IAA initially denied Dr. Mirza's benefit claim on June 2, 2010, on the basis that Dr. Mirza had not submitted sufficient documentation in support of his claim. Dr. Mirza submitted the requested documentation. Eventually, on August 12, 2010, IAA issued its final denial of Dr. Mirza's claim, concluding that the surgical procedure performed by Dr. Mirza on N.G. was medically investigatory and, therefore, not covered by the health plan. At the end of the final denial letter, IAA informed Dr. Mirza that he had the "right to bring a civil action under ERISA § 502(a)" if he disagreed with its final determination. Nowhere in that letter, or in any prior correspondence from IAA, did IAA inform Dr. Mirza that the health plan required Dr. Mirza to seek judicial review of IAA's final benefit denial within one year of the date of that denial, a time period known as the "Plan Limitations Period". Thereafter, Dr. Mirza retained the law firm of Callagy Law to represent him in connection with his benefit claim.

Around the same time that N.G. visited Dr. Mirza, she also visited and assigned her rights under the health plan to Spine Orthopedics Sports (SOS). SOS treated N.G. and submitted a claim to IAA, which made only partial payment to SOS. SOS, like Dr. Mirza, hired Callagy Law to represent it in connection with its benefit claim under the health plan. On November 23, 2010, an employee of Callagy Law spoke on the phone with an employee of IAA, who claimed to have read verbatim the health plan language regarding the Plan Limitations Period. Thereafter, on April 22, 2011, Callagy Law received a copy of the health plan documents, which constituted the first instance in which Callagy Law and Dr. Mirza received written notice of the Plan Limitations Period. Then, on March 8, 2012 – some 19 months after Dr. Mirza received the August 12, 2010, denial of his claim for benefits – Dr. Mirza initiated a lawsuit against IAA for unpaid benefits.

The district court granted summary judgment in favor of IAA, concluding that: (1) the Plan Limitations Period was reasonable; (2) absent a basis for equitable tolling, Dr. Mirza's lawsuit was time-barred because it was filed more than one year after the final denial of his benefit claim by IAA; and (3) Dr. Mirza had knowledge of the Plan Limitations Period by virtue of Callagy Law becoming aware of it either orally on November 23, 2010, or in writing on April 11, 2011, both of which dates fell within the one-year deadline for initiation of Dr. Mirza's lawsuit.

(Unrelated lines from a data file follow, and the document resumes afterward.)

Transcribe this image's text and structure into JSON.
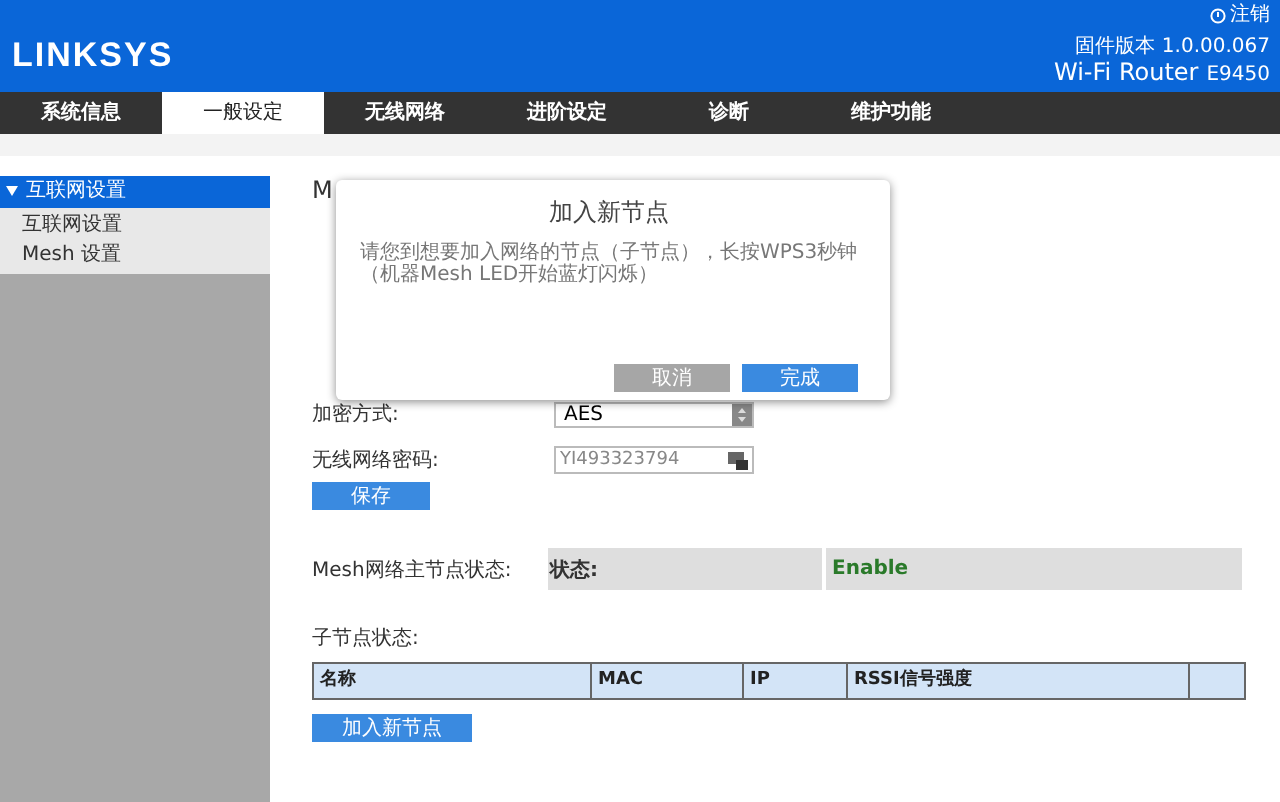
{
  "header": {
    "logo": "LINKSYS",
    "logout": "注销",
    "firmware": "固件版本 1.0.00.067",
    "product": "Wi-Fi Router",
    "model": "E9450"
  },
  "tabs": [
    {
      "label": "系统信息",
      "selected": false
    },
    {
      "label": "一般设定",
      "selected": true
    },
    {
      "label": "无线网络",
      "selected": false
    },
    {
      "label": "进阶设定",
      "selected": false
    },
    {
      "label": "诊断",
      "selected": false
    },
    {
      "label": "维护功能",
      "selected": false
    }
  ],
  "sidebar": {
    "group": {
      "label": "互联网设置",
      "expanded": true
    },
    "items": [
      "互联网设置",
      "Mesh 设置"
    ]
  },
  "form": {
    "heading_fragment": "M",
    "fields": [
      {
        "kind": "select",
        "label": "加密方式:",
        "value": "AES"
      },
      {
        "kind": "password",
        "label": "无线网络密码:",
        "value": "YI493323794"
      }
    ],
    "save": "保存"
  },
  "mesh_status": {
    "label": "Mesh网络主节点状态:",
    "key": "状态:",
    "value": "Enable"
  },
  "child_nodes": {
    "label": "子节点状态:",
    "columns": [
      "名称",
      "MAC",
      "IP",
      "RSSI信号强度",
      ""
    ],
    "add_button": "加入新节点"
  },
  "dialog": {
    "title": "加入新节点",
    "message": "请您到想要加入网络的节点（子节点），长按WPS3秒钟（机器Mesh LED开始蓝灯闪烁）",
    "buttons": [
      {
        "kind": "secondary",
        "label": "取消"
      },
      {
        "kind": "primary",
        "label": "完成"
      }
    ]
  }
}
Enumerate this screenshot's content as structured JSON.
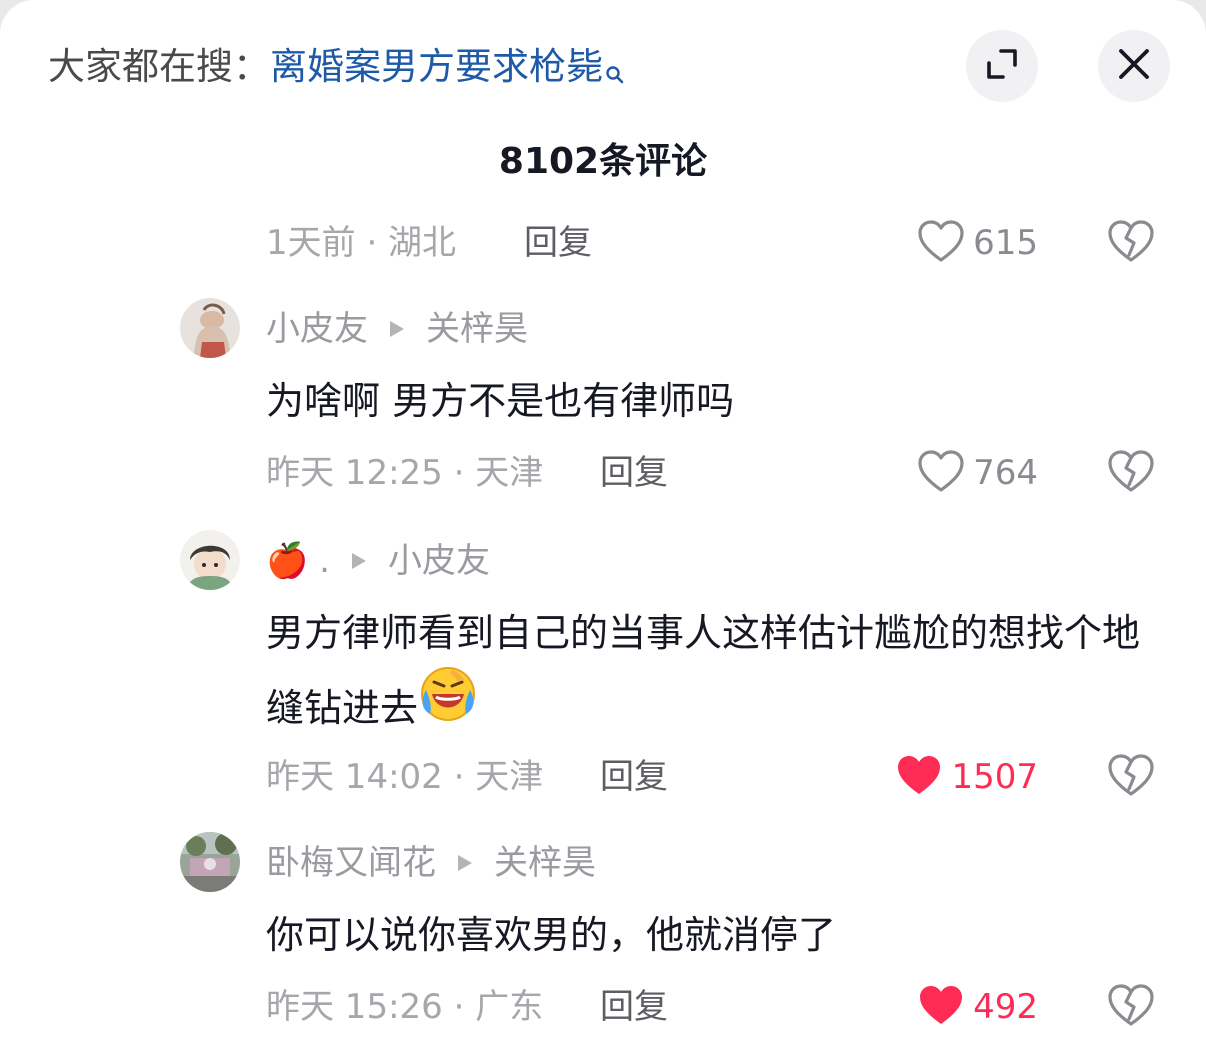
{
  "header": {
    "hot_search_prefix": "大家都在搜：",
    "hot_search_query": "离婚案男方要求枪毙",
    "comment_count_title": "8102条评论"
  },
  "colors": {
    "liked": "#fe2c55",
    "link_blue": "#1e5aa8"
  },
  "comments": [
    {
      "meta": "1天前 · 湖北",
      "reply_label": "回复",
      "likes": "615",
      "liked": false
    },
    {
      "author": "小皮友",
      "reply_to": "关梓昊",
      "text": "为啥啊 男方不是也有律师吗",
      "meta": "昨天 12:25 · 天津",
      "reply_label": "回复",
      "likes": "764",
      "liked": false
    },
    {
      "author": "🍎 .",
      "reply_to": "小皮友",
      "text": "男方律师看到自己的当事人这样估计尴尬的想找个地缝钻进去",
      "emoji": "crying-laughing-emoji",
      "meta": "昨天 14:02 · 天津",
      "reply_label": "回复",
      "likes": "1507",
      "liked": true
    },
    {
      "author": "卧梅又闻花",
      "reply_to": "关梓昊",
      "text": "你可以说你喜欢男的，他就消停了",
      "meta": "昨天 15:26 · 广东",
      "reply_label": "回复",
      "likes": "492",
      "liked": true
    }
  ],
  "icons": {
    "search": "search-icon",
    "expand": "expand-icon",
    "close": "close-icon",
    "like": "heart-icon",
    "dislike": "broken-heart-icon",
    "reply_arrow": "play-triangle-icon"
  }
}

The Third Circuit rejected the district court's approach, focusing instead on IAA's regulatory obligations when advising a claimant of a benefit denial. Citing the ERISA benefits regulations codified at 29 C.F.R. § 2560.503-1, the Third Circuit concluded that IAA, when communicating the denial of Dr. Mirza's benefit claim, was obligated to set forth "a description of the plan's review procedures and the time limits applicable to such procedures[.]" The Third Circuit found that this obligation applied not only to time limits for internal plan appeals, but also to plan-imposed limits placed on a claimant's right to bring an action for judicial review of a benefit claim denial. It further held that the failure by IAA to include a description of the Plan Limitations Period in its final benefit denial letter meant that letter was not in substantial compliance with the ERISA benefits regulations. For that reason, the Third Circuit decided that the proper remedy would be to set aside the Plan Limitations Period. In substitution for the Plan Limitations Period, the Third Circuit applied New Jersey's six-year statute of limitations for breach of contract actions, which it concluded was the limitations period for the state law claim most closely analogous to an ERISA claim for benefits. The application of the six-year limitations period rendered Dr. Mirza's lawsuit timely.

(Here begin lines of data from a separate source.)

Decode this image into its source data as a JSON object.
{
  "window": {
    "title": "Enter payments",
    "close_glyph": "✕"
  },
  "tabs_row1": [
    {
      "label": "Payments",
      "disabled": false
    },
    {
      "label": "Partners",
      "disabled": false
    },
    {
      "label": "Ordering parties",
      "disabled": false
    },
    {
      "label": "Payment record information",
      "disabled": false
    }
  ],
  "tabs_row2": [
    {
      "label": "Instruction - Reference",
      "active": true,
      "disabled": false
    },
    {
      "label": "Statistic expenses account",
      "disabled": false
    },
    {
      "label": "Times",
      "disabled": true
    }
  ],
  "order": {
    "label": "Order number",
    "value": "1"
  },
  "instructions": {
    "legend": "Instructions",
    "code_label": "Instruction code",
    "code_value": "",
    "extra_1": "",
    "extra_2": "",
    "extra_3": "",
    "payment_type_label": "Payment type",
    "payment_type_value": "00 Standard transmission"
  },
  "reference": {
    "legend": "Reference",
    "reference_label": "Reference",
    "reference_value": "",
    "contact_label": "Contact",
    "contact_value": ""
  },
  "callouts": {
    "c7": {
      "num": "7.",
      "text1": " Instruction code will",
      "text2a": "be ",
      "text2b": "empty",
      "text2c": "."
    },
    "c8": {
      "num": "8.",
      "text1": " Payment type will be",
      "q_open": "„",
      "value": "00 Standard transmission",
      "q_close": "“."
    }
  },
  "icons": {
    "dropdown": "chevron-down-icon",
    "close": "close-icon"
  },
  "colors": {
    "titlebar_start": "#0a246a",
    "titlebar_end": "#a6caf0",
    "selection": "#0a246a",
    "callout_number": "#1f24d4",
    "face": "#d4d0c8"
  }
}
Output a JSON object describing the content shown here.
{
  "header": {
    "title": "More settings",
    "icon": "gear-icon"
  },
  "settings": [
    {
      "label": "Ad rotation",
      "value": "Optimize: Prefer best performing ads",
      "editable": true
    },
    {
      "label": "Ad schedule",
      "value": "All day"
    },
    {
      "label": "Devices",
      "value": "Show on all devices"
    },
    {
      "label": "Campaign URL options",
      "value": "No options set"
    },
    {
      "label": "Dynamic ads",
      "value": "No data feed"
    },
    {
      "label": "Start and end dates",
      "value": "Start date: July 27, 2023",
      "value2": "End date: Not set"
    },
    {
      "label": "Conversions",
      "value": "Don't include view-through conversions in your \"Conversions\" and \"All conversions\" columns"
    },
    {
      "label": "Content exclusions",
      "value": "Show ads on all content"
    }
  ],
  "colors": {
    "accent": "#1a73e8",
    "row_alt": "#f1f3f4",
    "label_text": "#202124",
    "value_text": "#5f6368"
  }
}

In light of the Third Circuit's decision in Mirza, entities charged with deciding benefit claims and communicating benefit denials should consider reviewing their procedures and form communications to ensure that plan-imposed time limitations for seeking judicial review of benefit denials are clearly and expressly communicated to claimants whose benefit claims have been denied.